“Realpolitik prevailed over justice for journalists” on Biden’s Middle East trip
Reporters Without Borders (RSF) deplores the tepid statements and flagrant lack of political will that marked US President Joe Biden’s visit to Israel, Palestine and Saudi Arabia, which yielded nothing concrete for the quest for justice for murdered journalists Shireen Abu Akleh and Jamal Khashoggi.
“Realpolitik once again prevailed over justice for journalists Shireen Abu Akleh and Jamal Khashoggi, and statements were nothing more than luke-warm so as not to offend allies,” RSF’s Middle East desk said. “Joe Biden did mention the two emblematic cases, which he could not ignore, but he did not go far enough with specific requests for investigations to shed all possibe light on their deaths.”
During his visit to Israel on 13 July, Biden did not mention Israel’s responsibility for Abu Akleh’s death in the West Bank on 11 May, although several investigations, including the latest one by the UN Human Rights Office, have concluded that the shot that killed the Al Jazeera reporter could only have been fired by the Israeli security forces.
At a joint press conference with Palestinian leader Mahmoud Abbas, Biden contented himself with saying that Abu Akleh “was an American citizen and a proud Palestinian” and that “the United States will continue to insist on a full and transparent accounting of her death.” Biden refrained from meeting with members of Abu Akleh’s family, despite their repeated requests, but Secretary of State Antony Blinken has offered to receive them in Washington.

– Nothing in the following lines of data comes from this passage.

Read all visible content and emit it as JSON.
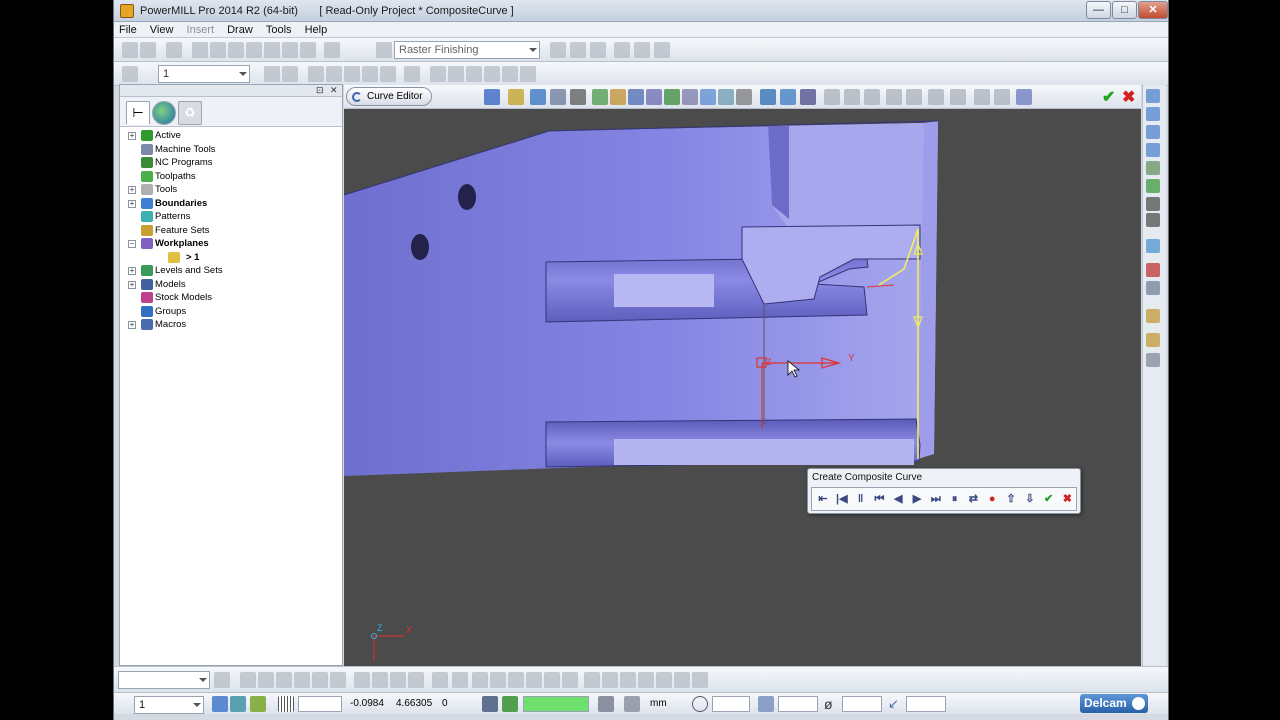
{
  "titlebar": {
    "title": "PowerMILL Pro 2014 R2 (64-bit)       [ Read-Only Project * CompositeCurve ]",
    "minimize": "—",
    "maximize": "□",
    "close": "✕"
  },
  "menu": {
    "items": [
      {
        "label": "File"
      },
      {
        "label": "View"
      },
      {
        "label": "Insert"
      },
      {
        "label": "Draw"
      },
      {
        "label": "Tools"
      },
      {
        "label": "Help"
      }
    ]
  },
  "toolbar1": {
    "strategy_combo": "Raster Finishing"
  },
  "toolbar2": {
    "combo_value": "1"
  },
  "explorer": {
    "pin": "⊡",
    "close": "✕",
    "tabs": [
      "tree",
      "globe",
      "recycle"
    ],
    "items": [
      {
        "label": "Active",
        "icon_color": "#2f9b2f",
        "bold": false,
        "expander": "+"
      },
      {
        "label": "Machine Tools",
        "icon_color": "#7a8aa8",
        "bold": false,
        "expander": ""
      },
      {
        "label": "NC Programs",
        "icon_color": "#3a8a3a",
        "bold": false,
        "expander": ""
      },
      {
        "label": "Toolpaths",
        "icon_color": "#4bb04b",
        "bold": false,
        "expander": ""
      },
      {
        "label": "Tools",
        "icon_color": "#b0b0b0",
        "bold": false,
        "expander": "+"
      },
      {
        "label": "Boundaries",
        "icon_color": "#3d7fd0",
        "bold": true,
        "expander": "+"
      },
      {
        "label": "Patterns",
        "icon_color": "#3db0b0",
        "bold": false,
        "expander": ""
      },
      {
        "label": "Feature Sets",
        "icon_color": "#c8a030",
        "bold": false,
        "expander": ""
      },
      {
        "label": "Workplanes",
        "icon_color": "#8060c0",
        "bold": true,
        "expander": "−"
      },
      {
        "label": "> 1",
        "icon_color": "#e0c040",
        "bold": true,
        "expander": "",
        "indent": true
      },
      {
        "label": "Levels and Sets",
        "icon_color": "#3a9a5a",
        "bold": false,
        "expander": "+"
      },
      {
        "label": "Models",
        "icon_color": "#4060a0",
        "bold": false,
        "expander": "+"
      },
      {
        "label": "Stock Models",
        "icon_color": "#c04090",
        "bold": false,
        "expander": ""
      },
      {
        "label": "Groups",
        "icon_color": "#3070c0",
        "bold": false,
        "expander": ""
      },
      {
        "label": "Macros",
        "icon_color": "#4a6ab0",
        "bold": false,
        "expander": "+"
      }
    ]
  },
  "curve_editor": {
    "label": "Curve Editor",
    "accept": "✔",
    "cancel": "✖"
  },
  "viewport": {
    "axis_y": "Y",
    "axis_z": "Z",
    "triad_x": "X",
    "triad_z": "Z",
    "colors": {
      "background": "#4b4b4b",
      "model": "#7b7bd6",
      "workplane": "#e03030",
      "curve": "#f2ef5a"
    }
  },
  "dialog": {
    "title": "Create Composite Curve",
    "buttons": [
      "⇤",
      "|◀",
      "‖",
      "⏮",
      "◀",
      "▶",
      "⏭",
      "⏸",
      "⇄",
      "●",
      "⇧",
      "⇩",
      "✔",
      "✖"
    ]
  },
  "status": {
    "workplane_combo": "1",
    "coord_x": "-0.0984",
    "coord_y": "4.66305",
    "coord_z": "0",
    "units": "mm",
    "progress": 1.0,
    "logo": "Delcam"
  }
}
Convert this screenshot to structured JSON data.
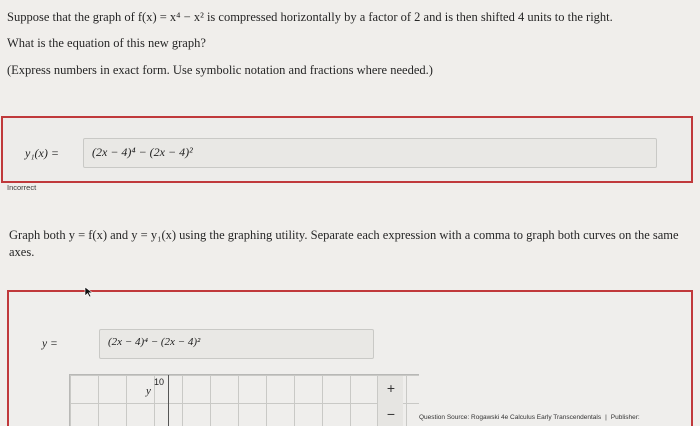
{
  "question": {
    "line1": "Suppose that the graph of f(x) = x⁴ − x² is compressed horizontally by a factor of 2 and is then shifted 4 units to the right.",
    "line2": "What is the equation of this new graph?",
    "line3": "(Express numbers in exact form. Use symbolic notation and fractions where needed.)"
  },
  "answer": {
    "label": "y₁(x) =",
    "value": "(2x − 4)⁴ − (2x − 4)²"
  },
  "status": "Incorrect",
  "graph_instructions": "Graph both y = f(x) and y = y₁(x) using the graphing utility. Separate each expression with a comma to graph both curves on the same axes.",
  "graph": {
    "eq_label": "y =",
    "eq_value": "(2x − 4)⁴ − (2x − 4)²",
    "tick_label": "10",
    "axis_label": "y",
    "zoom_in": "+",
    "zoom_out": "−"
  },
  "source": {
    "text": "Question Source: Rogawski 4e Calculus Early Transcendentals",
    "sep": "|",
    "publisher": "Publisher:"
  },
  "colors": {
    "incorrect_border": "#c0393b"
  }
}
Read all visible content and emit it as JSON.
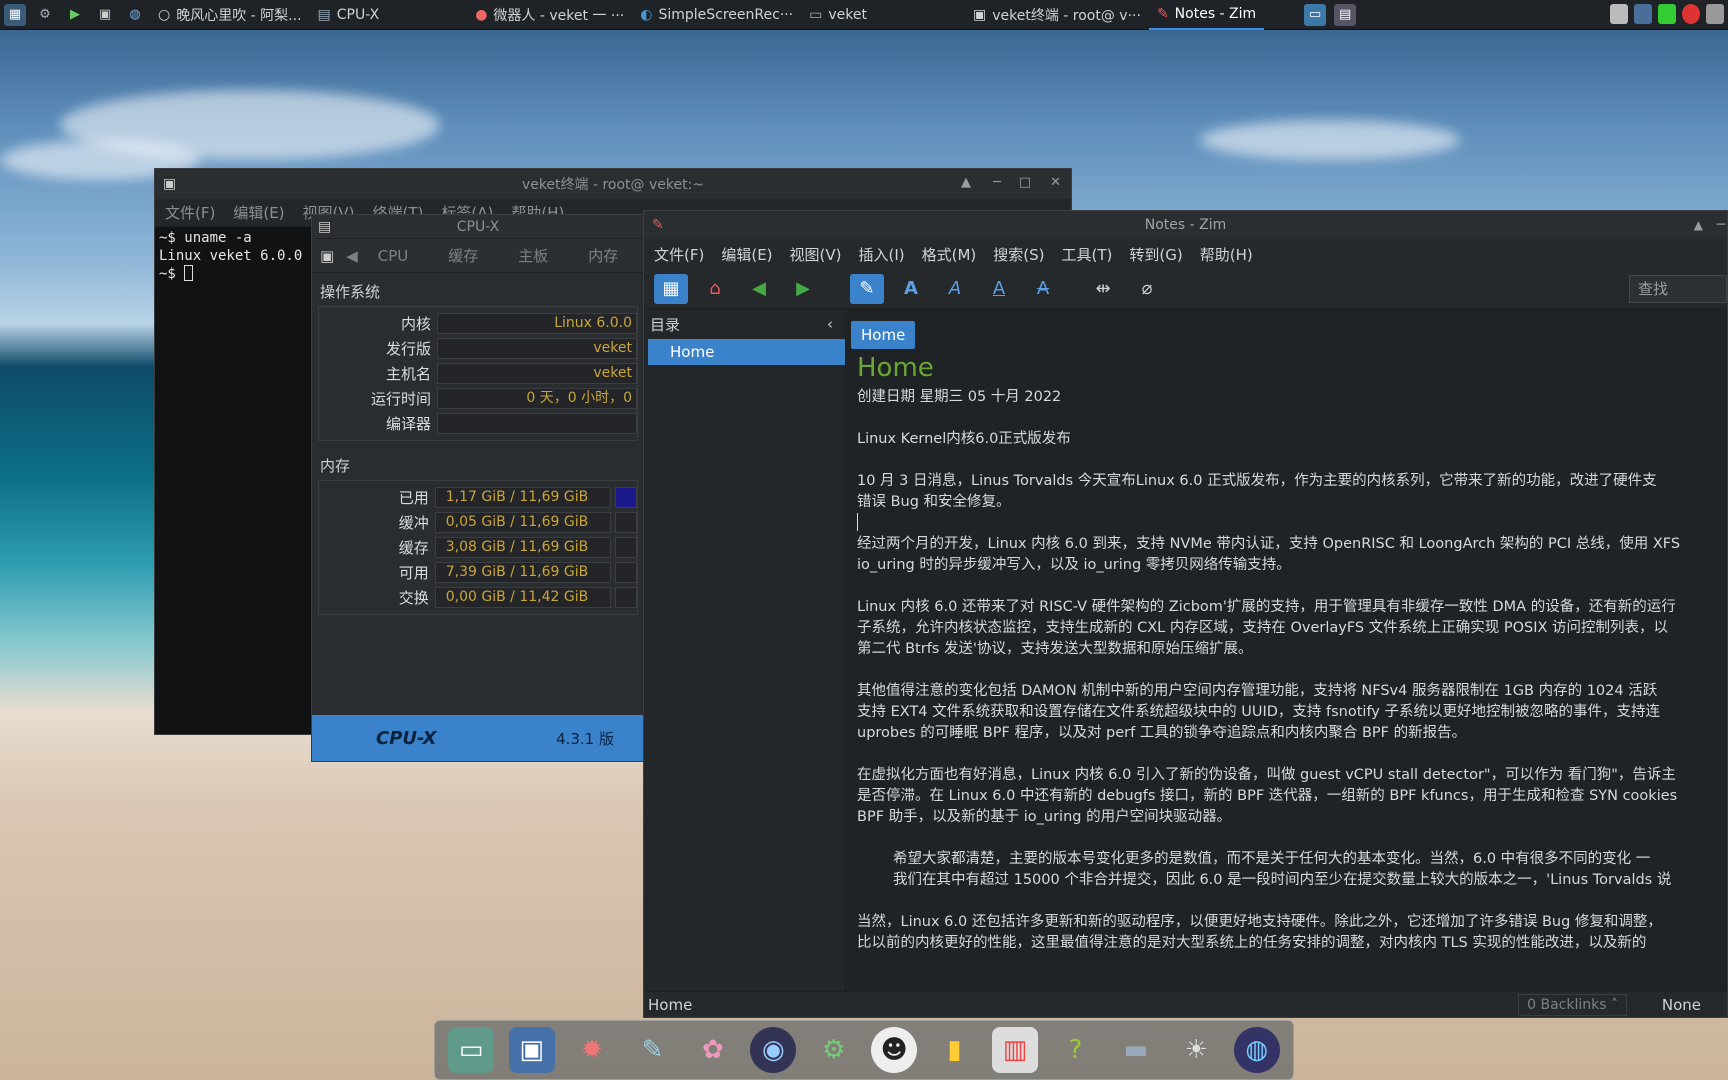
{
  "taskbar": {
    "tasks": [
      {
        "label": "晚风心里吹 - 阿梨...",
        "icon": "circle-icon"
      },
      {
        "label": "CPU-X",
        "icon": "cpu-icon"
      },
      {
        "label": "微器人 - veket 一 ···",
        "icon": "firefox-icon"
      },
      {
        "label": "SimpleScreenRec···",
        "icon": "recorder-icon"
      },
      {
        "label": "veket",
        "icon": "folder-icon"
      },
      {
        "label": "veket终端 - root@ v···",
        "icon": "terminal-icon"
      },
      {
        "label": "Notes - Zim",
        "icon": "zim-icon"
      }
    ]
  },
  "terminal": {
    "title": "veket终端 - root@ veket:~",
    "menu": [
      "文件(F)",
      "编辑(E)",
      "视图(V)",
      "终端(T)",
      "标签(A)",
      "帮助(H)"
    ],
    "lines": [
      "~$ uname -a",
      "Linux veket 6.0.0",
      "~$ "
    ]
  },
  "cpux": {
    "title": "CPU-X",
    "tabs": [
      "CPU",
      "缓存",
      "主板",
      "内存"
    ],
    "os_section": "操作系统",
    "os_rows": [
      {
        "label": "内核",
        "value": "Linux 6.0.0"
      },
      {
        "label": "发行版",
        "value": "veket"
      },
      {
        "label": "主机名",
        "value": "veket"
      },
      {
        "label": "运行时间",
        "value": "0 天，0 小时，0"
      },
      {
        "label": "编译器",
        "value": ""
      }
    ],
    "mem_section": "内存",
    "mem_rows": [
      {
        "label": "已用",
        "value": "1,17 GiB / 11,69 GiB",
        "fraction": 0.1
      },
      {
        "label": "缓冲",
        "value": "0,05 GiB / 11,69 GiB",
        "fraction": 0.0
      },
      {
        "label": "缓存",
        "value": "3,08 GiB / 11,69 GiB",
        "fraction": 0.0
      },
      {
        "label": "可用",
        "value": "7,39 GiB / 11,69 GiB",
        "fraction": 0.0
      },
      {
        "label": "交换",
        "value": "0,00 GiB / 11,42 GiB",
        "fraction": 0.0
      }
    ],
    "footer_logo": "CPU-X",
    "footer_version": "4.3.1 版"
  },
  "zim": {
    "title": "Notes - Zim",
    "menu": [
      "文件(F)",
      "编辑(E)",
      "视图(V)",
      "插入(I)",
      "格式(M)",
      "搜索(S)",
      "工具(T)",
      "转到(G)",
      "帮助(H)"
    ],
    "search_placeholder": "查找",
    "sidebar_title": "目录",
    "sidebar_items": [
      "Home"
    ],
    "breadcrumb": "Home",
    "page_title": "Home",
    "created": "创建日期 星期三 05 十月 2022",
    "paragraphs": [
      "Linux Kernel内核6.0正式版发布",
      "10 月 3 日消息，Linus Torvalds 今天宣布Linux 6.0 正式版发布，作为主要的内核系列，它带来了新的功能，改进了硬件支\n错误 Bug 和安全修复。",
      "经过两个月的开发，Linux 内核 6.0 到来，支持 NVMe 带内认证，支持 OpenRISC 和 LoongArch 架构的 PCI 总线，使用 XFS\nio_uring 时的异步缓冲写入，以及 io_uring 零拷贝网络传输支持。",
      "Linux 内核 6.0 还带来了对 RISC-V 硬件架构的 Zicbom'扩展的支持，用于管理具有非缓存一致性 DMA 的设备，还有新的运行\n子系统，允许内核状态监控，支持生成新的 CXL 内存区域，支持在 OverlayFS 文件系统上正确实现 POSIX 访问控制列表，以\n第二代 Btrfs 发送'协议，支持发送大型数据和原始压缩扩展。",
      "其他值得注意的变化包括 DAMON 机制中新的用户空间内存管理功能，支持将 NFSv4 服务器限制在 1GB 内存的 1024 活跃\n支持 EXT4 文件系统获取和设置存储在文件系统超级块中的 UUID，支持 fsnotify 子系统以更好地控制被忽略的事件，支持连\nuprobes 的可睡眠 BPF 程序，以及对 perf 工具的锁争夺追踪点和内核内聚合 BPF 的新报告。",
      "在虚拟化方面也有好消息，Linux 内核 6.0 引入了新的伪设备，叫做 guest vCPU stall detector\"，可以作为 看门狗\"，告诉主\n是否停滞。在 Linux 6.0 中还有新的 debugfs 接口，新的 BPF 迭代器，一组新的 BPF kfuncs，用于生成和检查 SYN cookies\nBPF 助手，以及新的基于 io_uring 的用户空间块驱动器。"
    ],
    "indent_paragraph": "希望大家都清楚，主要的版本号变化更多的是数值，而不是关于任何大的基本变化。当然，6.0 中有很多不同的变化 一\n我们在其中有超过 15000 个非合并提交，因此 6.0 是一段时间内至少在提交数量上较大的版本之一，'Linus Torvalds 说",
    "last_paragraph": "当然，Linux 6.0 还包括许多更新和新的驱动程序，以便更好地支持硬件。除此之外，它还增加了许多错误 Bug 修复和调整，\n比以前的内核更好的性能，这里最值得注意的是对大型系统上的任务安排的调整，对内核内 TLS 实现的性能改进，以及新的",
    "status_page": "Home",
    "backlinks": "0 Backlinks",
    "status_none": "None"
  },
  "colors": {
    "accent": "#3a82c9",
    "heading_green": "#6aa632",
    "value_gold": "#c9a53a",
    "mem_bar": "#1b1a8a"
  }
}
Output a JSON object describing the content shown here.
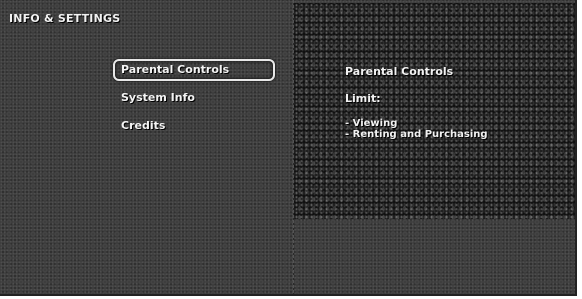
{
  "header": {
    "title": "INFO & SETTINGS"
  },
  "menu": {
    "items": [
      {
        "label": "Parental Controls",
        "selected": true
      },
      {
        "label": "System Info",
        "selected": false
      },
      {
        "label": "Credits",
        "selected": false
      }
    ]
  },
  "info_panel": {
    "title": "Parental Controls",
    "limit_label": "Limit:",
    "bullets": [
      "- Viewing",
      "- Renting and Purchasing"
    ]
  }
}
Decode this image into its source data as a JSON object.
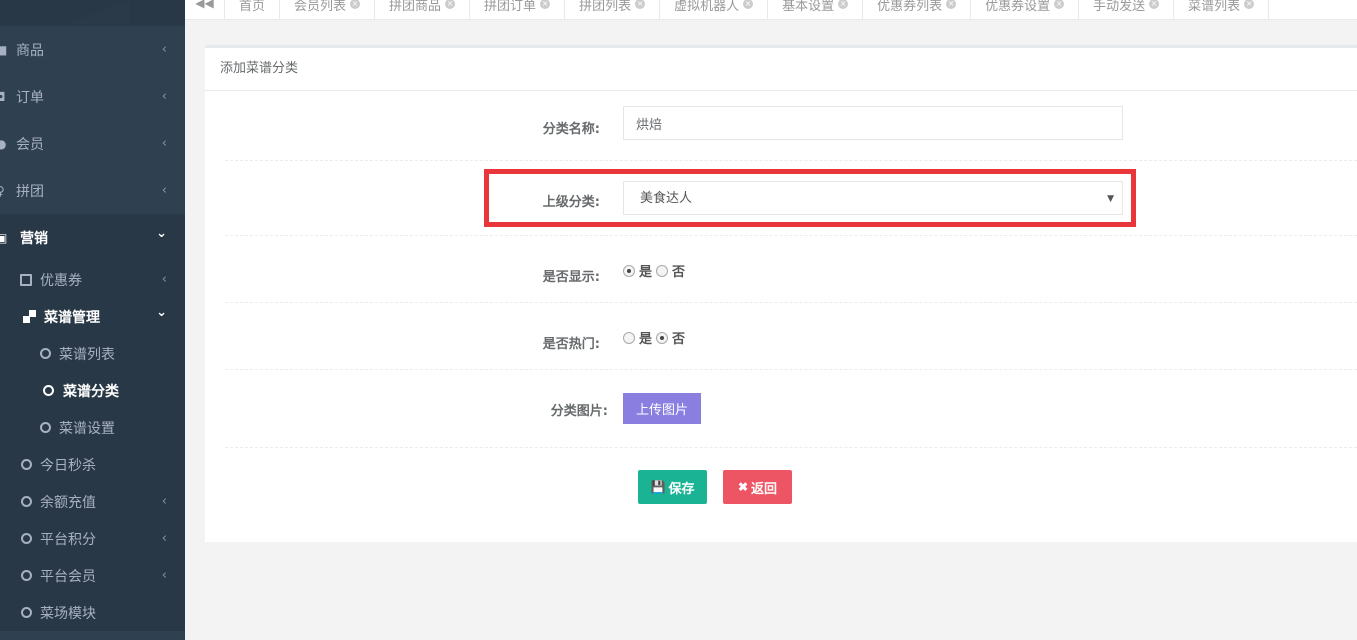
{
  "sidebar": {
    "items": [
      {
        "icon": "bag-icon",
        "label": "商品"
      },
      {
        "icon": "receipt-icon",
        "label": "订单"
      },
      {
        "icon": "users-icon",
        "label": "会员"
      },
      {
        "icon": "group-icon",
        "label": "拼团"
      },
      {
        "icon": "gift-icon",
        "label": "营销"
      }
    ],
    "marketing_sub": [
      {
        "label": "优惠券",
        "icon": "ticket-icon"
      },
      {
        "label": "菜谱管理",
        "icon": "grid-icon"
      }
    ],
    "recipe_sub": [
      {
        "label": "菜谱列表"
      },
      {
        "label": "菜谱分类"
      },
      {
        "label": "菜谱设置"
      }
    ],
    "other_sub": [
      {
        "label": "今日秒杀"
      },
      {
        "label": "余额充值"
      },
      {
        "label": "平台积分"
      },
      {
        "label": "平台会员"
      },
      {
        "label": "菜场模块"
      }
    ],
    "arrow_left": "‹",
    "arrow_down": "⌄"
  },
  "tabs": [
    {
      "label": "首页"
    },
    {
      "label": "会员列表"
    },
    {
      "label": "拼团商品"
    },
    {
      "label": "拼团订单"
    },
    {
      "label": "拼团列表"
    },
    {
      "label": "虚拟机器人"
    },
    {
      "label": "基本设置"
    },
    {
      "label": "优惠券列表"
    },
    {
      "label": "优惠券设置"
    },
    {
      "label": "手动发送"
    },
    {
      "label": "菜谱列表"
    }
  ],
  "tab_back": "◀◀",
  "tab_close": "×",
  "panel": {
    "title": "添加菜谱分类",
    "name_label": "分类名称:",
    "name_value": "烘焙",
    "parent_label": "上级分类:",
    "parent_value": "美食达人",
    "caret": "▼",
    "show_label": "是否显示:",
    "hot_label": "是否热门:",
    "yes": "是",
    "no": "否",
    "image_label": "分类图片:",
    "upload_label": "上传图片",
    "save_label": "保存",
    "back_label": "返回",
    "save_icon": "💾",
    "back_icon": "✖"
  },
  "colors": {
    "sidebar_bg": "#2f4050",
    "save_btn": "#1ab394",
    "back_btn": "#ed5565",
    "upload_btn": "#8a7fe0",
    "highlight": "#e8363a"
  }
}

There was some buck-passing during Biden’s meeting with Crown Prince Mohammed bin Salman in Saudi Arabia on 15 July. MBS conceded that Saudi journalist Jamal Khashoggi’s murder in the Saudi consulate in Istanbul on 2 October 2018 was “a tragedy for Saudi Arabia” but insisted that the case was now closed. A trial held behind closed doors ended in September 2020 with five defendants being sentenced to 20 years in prison and three others receiving jail terms ranging from seven to ten years.
MBS also denied any responsibility for Khashoggi’s murder, while Biden pointed out that this claim contradicted a CIA report declassified in early 2022. The crown prince, for his part, mentioned the crimes that the Americans committed in Iraq. “These are issues, mistakes that happen in any country, including the US,” added Saudi foreign minister Faisal bin Farhan. Biden and MBS then turned to the official subject of their meeting.
“The blood of MBS’s next victim is on your hands,” Khashoggi’s widow, Hatice Cengiz, commented in tweet accompanied by a photo of Biden’s “fist bump” with MBS.